What's Happening?
The insurance industry is facing increasing challenges due to a rise in claims related to strikes, riots, and civil commotion (SRCC) in the United States. According to Howden Re, insured losses from SRCC events have surged from negligible levels in 2013 to over $8 billion between 2020 and 2024. The trend is attributed to growing political division and social unrest, which have led to significant property damage. Insurers are now reevaluating their coverage policies, with some excluding or restricting SRCC coverage due to the heightened risk environment.
Why It's Important?
The increase in SRCC-related claims reflects broader societal issues, including political polarization and economic inequality, which are contributing to civil unrest.
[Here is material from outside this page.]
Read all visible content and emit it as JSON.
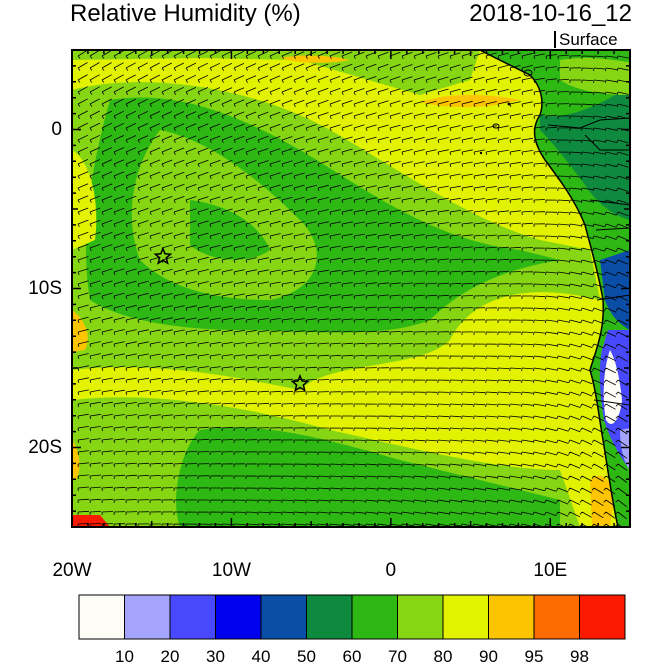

For the insurance industry,
this trend represents a significant financial risk, prompting a reassessment of coverage strategies and pricing models. The situation also underscores the need for insurers to develop more sophisticated risk assessment tools to better predict and manage potential losses. The impact of civil unrest on the insurance market could lead to higher premiums and reduced coverage options for businesses and property owners.
What's Next?
Insurers are likely to continue adjusting their policies to mitigate the financial impact of SRCC claims. This may involve the introduction of new products or the modification of existing ones to better address the evolving risk landscape. Additionally, there may be increased collaboration between insurers, policymakers, and civil society to address the root causes of unrest and develop strategies to reduce the frequency and severity of such events. The insurance industry will need to balance risk management with the provision of adequate coverage to support economic stability.